Another sibling, William Ramsay, later rose to the rank of Rear Admiral in the British navy and between 1829 and 1831 commanded HMS Black Joke, a ship in the service of the ‘West African Squadron’ which aimed to chase down and intercept slave ships, freeing the slaves on board.

The engraving of Marmaduke shown at the top of the page was based on a portrait miniature produced by Harriet Jenyns (1797 – 1857), the sister of Leonard Jenyns the geologist. Harriet married the writer and naturalist John Stevens Henslow (1796 – 1861) who was Charles Darwin’s mentor and who introduced Darwin to Marmaduke. Henslow also proposed Marmaduke as a fellow of the Linnean Society, with both Leonard and Marmaduke being elected Fellows of the Linnean Society in 1822.

J. S. Henslow in Colchester and Ipswich Museums Service: Ipswich Borough Council Collection

Unfortunately there is relatively little evidence in the College Archives detailing Marmaduke’s academic interests, nor do any of his personal papers appear to survive, although we do have multiple examples of his signature in his role confirming College Accounts and minutes of Council.
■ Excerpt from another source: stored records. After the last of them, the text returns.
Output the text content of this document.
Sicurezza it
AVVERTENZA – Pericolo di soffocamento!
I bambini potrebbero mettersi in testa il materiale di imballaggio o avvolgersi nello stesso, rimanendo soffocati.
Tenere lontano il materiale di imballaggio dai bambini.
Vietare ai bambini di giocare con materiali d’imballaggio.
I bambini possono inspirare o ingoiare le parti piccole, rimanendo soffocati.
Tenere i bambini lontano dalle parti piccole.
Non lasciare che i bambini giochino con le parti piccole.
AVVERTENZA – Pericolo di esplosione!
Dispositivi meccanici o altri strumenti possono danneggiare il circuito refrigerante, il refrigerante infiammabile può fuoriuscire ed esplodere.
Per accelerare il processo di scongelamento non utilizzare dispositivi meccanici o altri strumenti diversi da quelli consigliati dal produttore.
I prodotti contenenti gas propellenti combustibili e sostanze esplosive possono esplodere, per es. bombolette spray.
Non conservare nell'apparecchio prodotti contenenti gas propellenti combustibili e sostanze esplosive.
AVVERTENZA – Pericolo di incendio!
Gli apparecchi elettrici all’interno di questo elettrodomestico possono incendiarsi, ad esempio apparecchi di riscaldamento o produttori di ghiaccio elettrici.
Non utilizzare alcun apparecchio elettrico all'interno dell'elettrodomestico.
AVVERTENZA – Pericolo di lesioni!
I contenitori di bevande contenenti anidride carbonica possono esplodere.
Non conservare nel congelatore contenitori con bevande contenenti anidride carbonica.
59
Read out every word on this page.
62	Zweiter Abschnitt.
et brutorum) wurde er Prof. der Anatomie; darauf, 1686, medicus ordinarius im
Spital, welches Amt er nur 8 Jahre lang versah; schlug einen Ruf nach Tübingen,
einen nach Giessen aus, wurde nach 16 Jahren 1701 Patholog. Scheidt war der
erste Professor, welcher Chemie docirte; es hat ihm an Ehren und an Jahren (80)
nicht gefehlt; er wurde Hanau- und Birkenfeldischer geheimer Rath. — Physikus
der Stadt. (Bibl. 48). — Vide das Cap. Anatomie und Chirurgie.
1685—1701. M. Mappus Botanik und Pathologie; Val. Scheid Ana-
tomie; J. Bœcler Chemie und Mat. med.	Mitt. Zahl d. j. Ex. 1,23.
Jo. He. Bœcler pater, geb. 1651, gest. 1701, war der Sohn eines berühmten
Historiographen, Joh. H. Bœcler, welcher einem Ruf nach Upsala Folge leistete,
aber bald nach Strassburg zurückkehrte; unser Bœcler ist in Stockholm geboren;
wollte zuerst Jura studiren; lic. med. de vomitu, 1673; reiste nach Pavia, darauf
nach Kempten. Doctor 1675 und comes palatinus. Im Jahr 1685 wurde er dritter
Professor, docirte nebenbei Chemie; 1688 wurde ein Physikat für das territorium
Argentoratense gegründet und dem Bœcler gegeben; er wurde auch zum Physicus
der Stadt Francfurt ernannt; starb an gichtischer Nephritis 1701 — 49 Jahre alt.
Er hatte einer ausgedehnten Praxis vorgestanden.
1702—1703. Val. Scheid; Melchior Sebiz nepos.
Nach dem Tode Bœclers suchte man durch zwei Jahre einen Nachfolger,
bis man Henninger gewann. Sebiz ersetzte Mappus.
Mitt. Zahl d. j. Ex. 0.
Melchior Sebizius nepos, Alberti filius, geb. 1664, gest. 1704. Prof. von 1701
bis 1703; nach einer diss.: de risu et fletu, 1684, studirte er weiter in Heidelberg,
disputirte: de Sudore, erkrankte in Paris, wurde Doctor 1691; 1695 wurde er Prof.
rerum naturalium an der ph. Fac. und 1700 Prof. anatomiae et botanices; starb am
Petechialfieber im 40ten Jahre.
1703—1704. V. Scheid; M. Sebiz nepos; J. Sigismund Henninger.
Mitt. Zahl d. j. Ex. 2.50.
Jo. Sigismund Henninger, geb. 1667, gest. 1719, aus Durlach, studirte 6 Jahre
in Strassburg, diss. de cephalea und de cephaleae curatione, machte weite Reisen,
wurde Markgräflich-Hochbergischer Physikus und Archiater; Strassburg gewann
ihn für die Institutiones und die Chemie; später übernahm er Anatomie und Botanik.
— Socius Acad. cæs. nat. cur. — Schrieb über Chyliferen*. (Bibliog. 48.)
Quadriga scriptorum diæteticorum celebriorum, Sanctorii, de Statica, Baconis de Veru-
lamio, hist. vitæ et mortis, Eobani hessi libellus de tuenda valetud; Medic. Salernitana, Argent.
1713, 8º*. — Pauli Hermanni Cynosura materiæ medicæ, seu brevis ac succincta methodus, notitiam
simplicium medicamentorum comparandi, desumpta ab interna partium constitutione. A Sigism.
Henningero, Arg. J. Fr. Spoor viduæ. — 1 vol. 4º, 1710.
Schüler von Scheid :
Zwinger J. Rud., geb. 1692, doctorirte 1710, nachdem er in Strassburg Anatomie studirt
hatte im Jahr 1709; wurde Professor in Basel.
However, we know of Marmaduke’s significant interest in Botany, and the wider Ramsay family’s interest in botany is well recorded with surviving correspondence between Edward Ramsay and Sir James Edward Smith in the Linnean Society Archives. A letter dated 9th July 1831 from Charles Darwin to his second cousin William Darwin Fox (1805 – 1880) describes how he did not initially get on with either Leonard Jenyns or Marmaduke, indeed he goes as far as to say he initially disliked them both, but that the more he saw of them the more he liked them. He grew to like Marmaduke so much, he was sure they would go on a natural history research trip together to the Canary Islands in 1831.

Sadly, Marmaduke died of smallpox on 31st July 1831 at Duneaves House near Fortingall in Perthshire before the trip took place. Had Marmaduke lived and he and Darwin gone to the Canary Islands, it is possible Darwin never would have made his famous voyage on the HMS Beagle. In his will, Marmaduke left his money and other possessions equally to his brother William and his sister Lauderdale whilst all his books, papers and collections in natural history were to go to his brother Edward.

Marmaduke was buried in Fortingall churchyard which happens to also contain a considerable number of early medieval stone carvings and one of the oldest yew trees in Europe. He was also commemorated in College by a memorial stone in the College Chapel carved by Joseph Theakston of Pimlico.  Indeed, the ‘medallion’ on Maramaduke’s memorial stone in Chapel is based on the engraving of him. A letter from Henslow to Darwin describes how the engravings of Marmaduke were originally to be distributed amongst his friends following his death. Several copies of these have gradually found their way back to the College and are now held as part of the College heritage collections.